Bonus Material: Word count¶

The word count problem is the ‘Hello world’ equivalent of distributed programming. Word count is also the basic process by which text is converted into features for text mining and topic modeling. We show a variety of ways to solve the word count problem in Python to familiarize you with different coding approaches.

In [1]:

text = ''''Twas brillig, and the slithy toves
      Did gyre and gimble in the wabe;
     All mimsy were the borogoves,
      And the mome raths outgrabe.

     'Beware the Jabberwock, my son!
      The jaws that bite, the claws that catch!
     Beware the Jubjub bird, and shun
      The frumious Bandersnatch!'

     He took his vorpal sword in hand:
      Long time the manxome foe he sought--
     So rested he by the Tumtum tree,
      And stood awhile in thought.

     And as in uffish thought he stood,
      The Jabberwock, with eyes of flame,
     Came whiffling through the tulgey wood,
      And burbled as it came!

     One, two!

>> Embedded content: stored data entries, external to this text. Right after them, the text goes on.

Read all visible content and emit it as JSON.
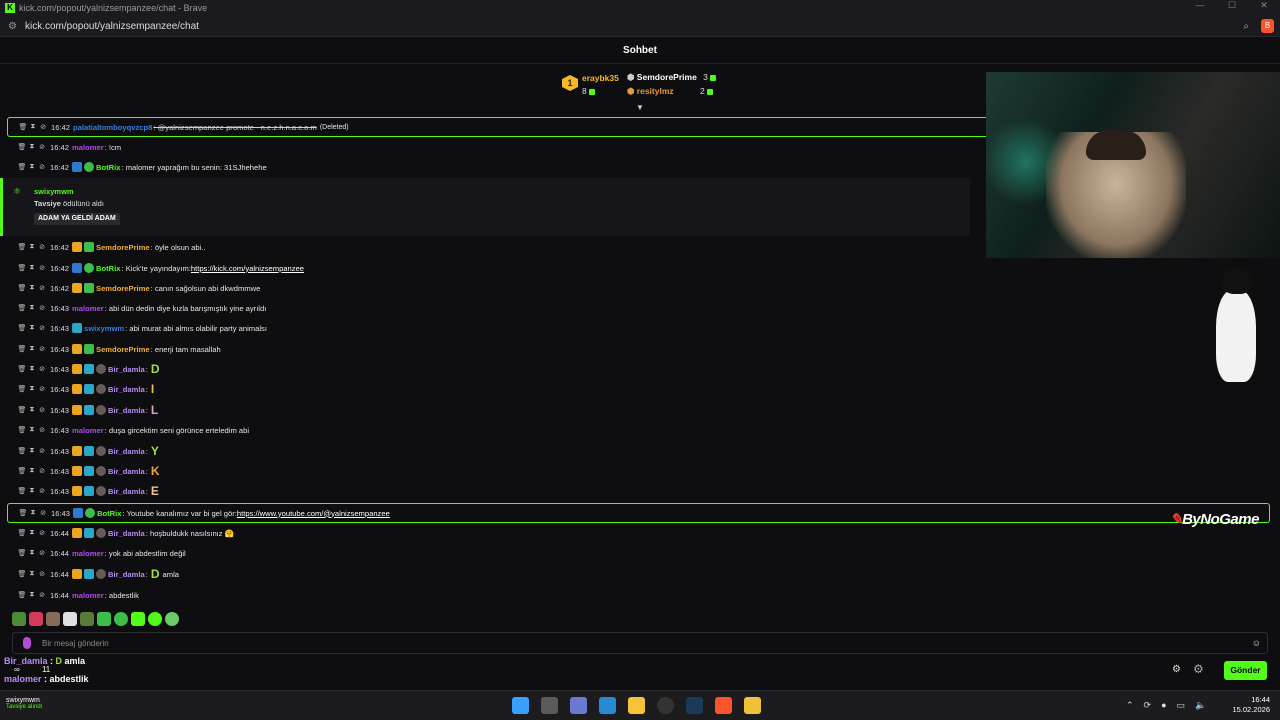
{
  "window": {
    "title": "kick.com/popout/yalnizsempanzee/chat - Brave",
    "url": "kick.com/popout/yalnizsempanzee/chat"
  },
  "chat_header": {
    "title": "Sohbet"
  },
  "leaderboard": {
    "first": {
      "name": "eraybk35",
      "count": "8"
    },
    "second": {
      "name": "SemdorePrime",
      "count": "3"
    },
    "third": {
      "name": "resitylmz",
      "count": "2"
    }
  },
  "messages": [
    {
      "time": "16:42",
      "user": "palatialtomboyqvzcp8",
      "text": ": @yalnizsempanzee promote - n.e.z.h.n.a.c.o.m",
      "deleted": "(Deleted)",
      "color": "#3b7ddd"
    },
    {
      "time": "16:42",
      "user": "malomer",
      "text": ": !cm",
      "color": "#b04cf0"
    },
    {
      "time": "16:42",
      "user": "BotRix",
      "text": ": malomer yaprağım bu senin: 31SJhehehe",
      "color": "#53fc18"
    },
    {
      "time": "16:42",
      "user": "SemdorePrime",
      "text": ": öyle olsun abi..",
      "color": "#f0b030"
    },
    {
      "time": "16:42",
      "user": "BotRix",
      "text": ": Kick'te yayındayım: ",
      "link": "https://kick.com/yalnizsempanzee",
      "color": "#53fc18"
    },
    {
      "time": "16:42",
      "user": "SemdorePrime",
      "text": ": canın sağolsun abi dkwdmmwe",
      "color": "#f0b030"
    },
    {
      "time": "16:43",
      "user": "malomer",
      "text": ": abi dün dedin diye kızla barışmıştık yine ayrıldı",
      "color": "#b04cf0"
    },
    {
      "time": "16:43",
      "user": "swixymwm",
      "text": ": abi murat abi almıs olabilir party animalsı",
      "color": "#3b7ddd"
    },
    {
      "time": "16:43",
      "user": "SemdorePrime",
      "text": ": enerji tam masallah",
      "color": "#f0b030"
    },
    {
      "time": "16:43",
      "user": "Bir_damla",
      "text": ":",
      "emote": "D",
      "emote_color": "#9be04a",
      "color": "#b78cf3"
    },
    {
      "time": "16:43",
      "user": "Bir_damla",
      "text": ":",
      "emote": "I",
      "emote_color": "#f0c24a",
      "color": "#b78cf3"
    },
    {
      "time": "16:43",
      "user": "Bir_damla",
      "text": ":",
      "emote": "L",
      "emote_color": "#e8a0d0",
      "color": "#b78cf3"
    },
    {
      "time": "16:43",
      "user": "malomer",
      "text": ": duşa gircektim seni görünce erteledim abi",
      "color": "#b04cf0"
    },
    {
      "time": "16:43",
      "user": "Bir_damla",
      "text": ":",
      "emote": "Y",
      "emote_color": "#9be04a",
      "color": "#b78cf3"
    },
    {
      "time": "16:43",
      "user": "Bir_damla",
      "text": ":",
      "emote": "K",
      "emote_color": "#f0a040",
      "color": "#b78cf3"
    },
    {
      "time": "16:43",
      "user": "Bir_damla",
      "text": ":",
      "emote": "E",
      "emote_color": "#f0c0a0",
      "color": "#b78cf3"
    },
    {
      "time": "16:43",
      "user": "BotRix",
      "text": ": Youtube kanalımız var bi gel gör: ",
      "link": "https://www.youtube.com/@yalnizsempanzee",
      "color": "#53fc18"
    },
    {
      "time": "16:44",
      "user": "Bir_damla",
      "text": ": hoşbuldukk nasılsınız 🤗",
      "color": "#b78cf3"
    },
    {
      "time": "16:44",
      "user": "malomer",
      "text": ": yok abi abdestlim değil",
      "color": "#b04cf0"
    },
    {
      "time": "16:44",
      "user": "Bir_damla",
      "text": ":",
      "emote": "D",
      "emote_color": "#9be04a",
      "extra": "amla",
      "color": "#b78cf3"
    },
    {
      "time": "16:44",
      "user": "malomer",
      "text": ": abdestlik",
      "color": "#b04cf0"
    }
  ],
  "reward": {
    "user": "swixymwm",
    "label_bold": "Tavsiye",
    "label_rest": " ödülünü aldı",
    "pill": "ADAM YA GELDİ ADAM"
  },
  "watermark": {
    "text": "ByNoGame"
  },
  "input": {
    "placeholder": "Bir mesaj gönderin"
  },
  "send_button": "Gönder",
  "overlay": {
    "user1": "Bir_damla",
    "sep": " : ",
    "emote": "D",
    "text1": " amla",
    "stat1": "∞",
    "stat2": "11",
    "user2": "malomer",
    "text2": " : abdestlik"
  },
  "taskbar": {
    "account_name": "swixymwm",
    "account_status": "Tavsiye alındı",
    "time": "16:44",
    "date": "15.02.2026"
  },
  "colors": {
    "accent": "#53fc18",
    "background": "#0e0e10"
  }
}
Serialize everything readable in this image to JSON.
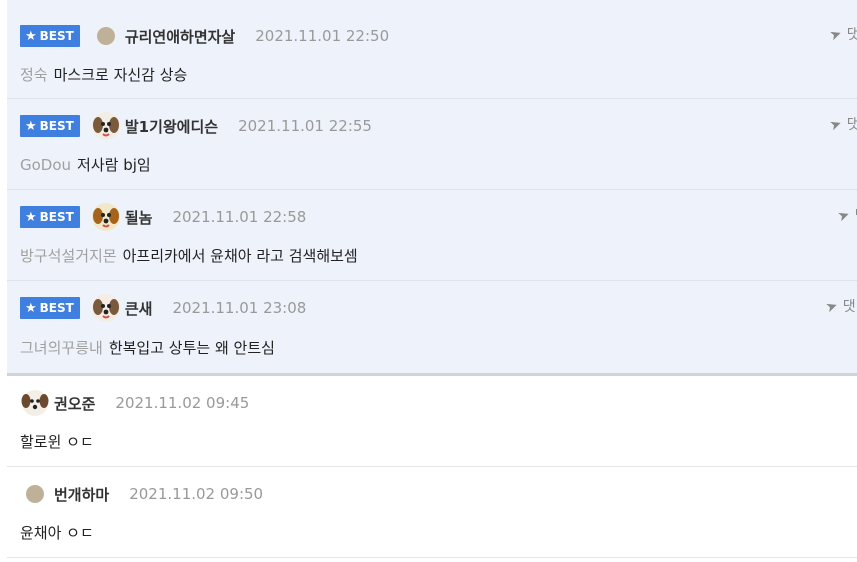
{
  "badge_label": "BEST",
  "reply_label": "댓",
  "best_comments": [
    {
      "nick": "규리연애하면자살",
      "date": "2021.11.01 22:50",
      "to": "정숙",
      "text": "마스크로 자신감 상승",
      "avatar": "dot"
    },
    {
      "nick": "발1기왕에디슨",
      "date": "2021.11.01 22:55",
      "to": "GoDou",
      "text": "저사람 bj임",
      "avatar": "dog"
    },
    {
      "nick": "될놈",
      "date": "2021.11.01 22:58",
      "to": "방구석설거지몬",
      "text": "아프리카에서 윤채아 라고 검색해보셈",
      "avatar": "dog"
    },
    {
      "nick": "큰새",
      "date": "2021.11.01 23:08",
      "to": "그녀의꾸릉내",
      "text": "한복입고 상투는 왜 안트심",
      "avatar": "dog"
    }
  ],
  "comments": [
    {
      "nick": "권오준",
      "date": "2021.11.02 09:45",
      "text": "할로윈 ㅇㄷ",
      "avatar": "dog"
    },
    {
      "nick": "번개하마",
      "date": "2021.11.02 09:50",
      "text": "윤채아 ㅇㄷ",
      "avatar": "dot"
    }
  ],
  "colors": {
    "badge": "#3f7fe0",
    "best_bg": "#eef3fb"
  }
}
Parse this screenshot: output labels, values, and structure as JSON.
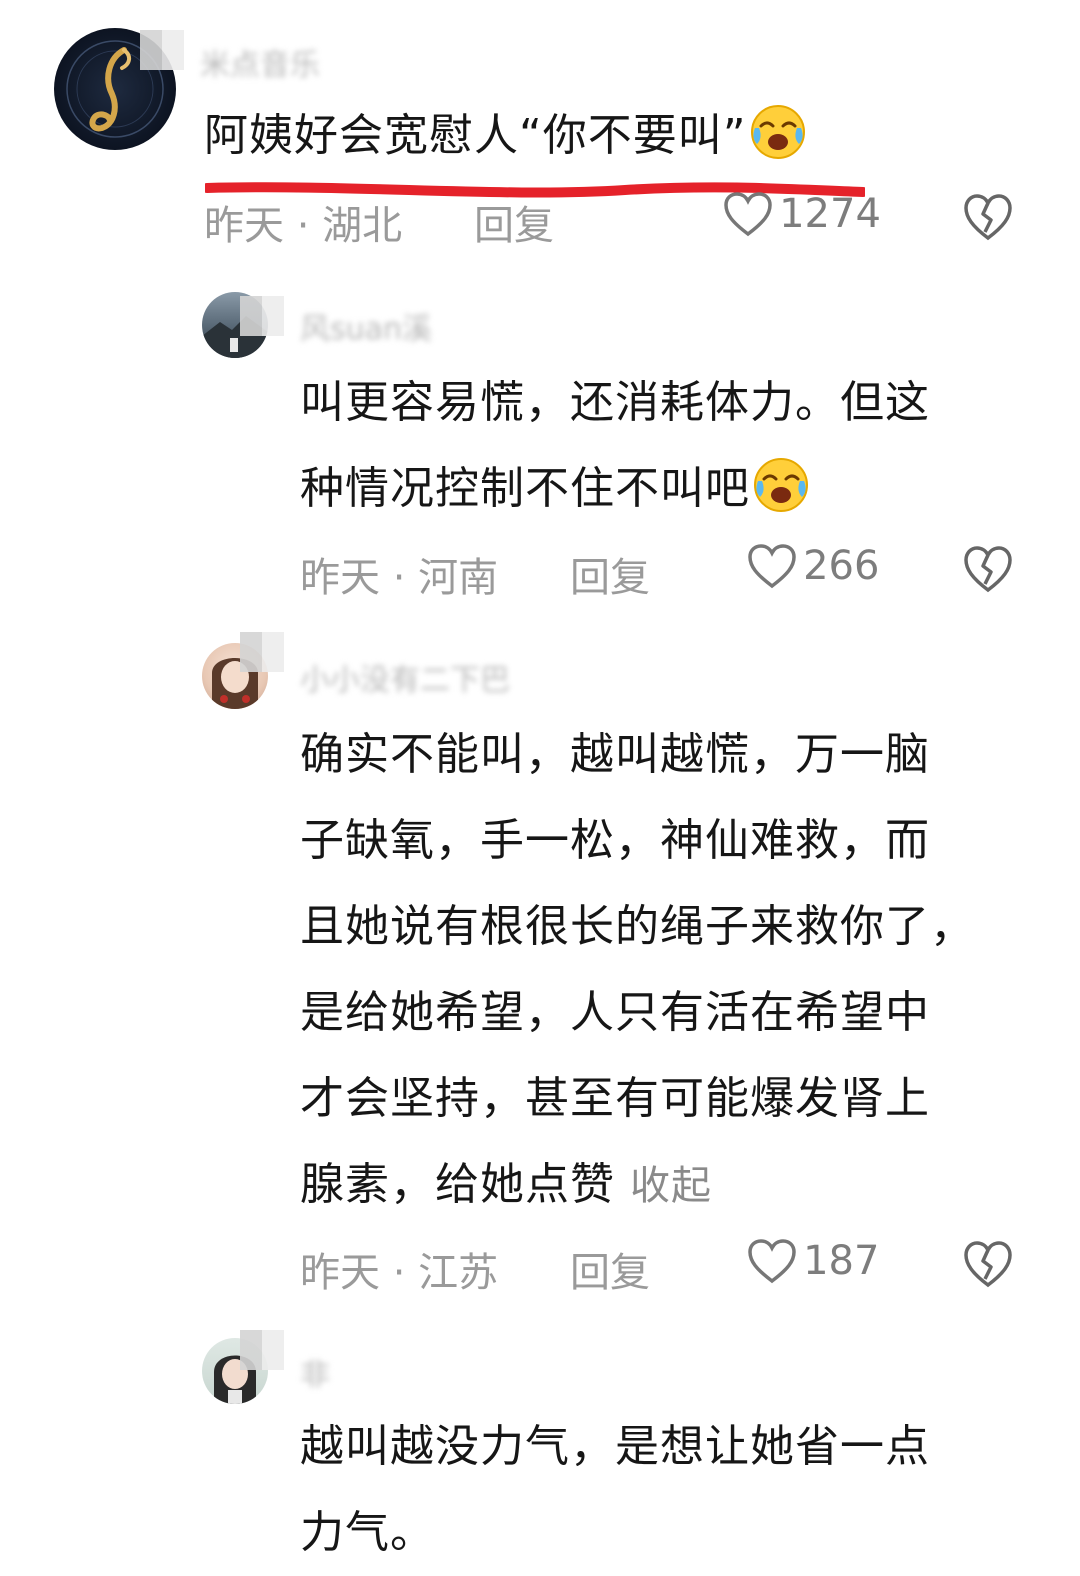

One, two! And through and through
      The vorpal blade went snicker-snack!
     He left it dead, and with its head
      He went galumphing back.

     'And hast thou slain the Jabberwock?
      Come to my arms, my beamish boy!
     O frabjous day! Callooh! Callay!'
      He chortled in his joy.

     'Twas brillig, and the slithy toves
      Did gyre and gimble in the wabe;
     All mimsy were the borogoves,
      And the mome raths outgrabe.'''

Convert to list of words¶

In [2]:

import string

table = dict.fromkeys(map(ord, string.punctuation))
words = text.translate(table).strip().lower().split()

In [3]:

words[:10]

Out[3]:

['twas',
 'brillig',
 'and',
 'the',
 'slithy',
 'toves',
 'did',
 'gyre',
 'and',
 'gimble']

Slower version without translate¶

In [4]:

for char in string.punctuation:
    text = text.replace(char, '')
words2 = text.strip().lower().split()

In [5]:

words2[:10]

Out[5]:

['twas',
 'brillig',
 'and',
 'the',
 'slithy',
 'toves',
 'did',
 'gyre',
 'and',
 'gimble']

Using a regular dictionary¶

In [6]:

c1 = {}
for word in words:
    c1[word] = c1.get(word, 0) + 1

In [7]:

sorted(c1.items(), key=lambda x: x[1], reverse=True)[:3]

Out[7]:

[('the', 19), ('and', 14), ('he', 7)]

Using a default dictionary¶

In [8]:

from collections import defaultdict

c2 = defaultdict(int)
for word in words:
    c2[word] += 1

In [9]:

sorted(c2.items(), key=lambda x: x[1], reverse=True)[:3]

Out[9]:

[('the', 19), ('and', 14), ('he', 7)]

Using a Counter¶

In [10]:

from collections import Counter

c3 = Counter(words)

In [11]:

c3.most_common(3)

Out[11]:

[('the', 19), ('and', 14), ('he', 7)]

Using third party function¶

In [12]:

from toolz import frequencies

c4 = frequencies(words)

In [13]:

sorted(c4.items(), key=lambda x: x[1], reverse=True)[:3]

Out[13]:

[('the', 19), ('and', 14), ('he', 7)]

Counting without dictionaries¶

In [14]:

from itertools import groupby

c5 = map(lambda x: (x[0], sum(1 for item in x[1])),
         groupby(sorted(words)))

In [15]:

sorted(c5, key=lambda x: x[1], reverse=True)[:3]

Out[15]:

[('the', 19), ('and', 14), ('he', 7)]

Vectorized version¶

In [16]:

import numpy as np

In [17]:

values, counts = np.unique(words, return_counts=True)

In [18]:

c6 = dict(zip(values, counts))

In [19]:

sorted(c6.items(), key=lambda x: x[1], reverse=True)[:3]

Out[19]:

[('the', 19), ('and', 14), ('he', 7)]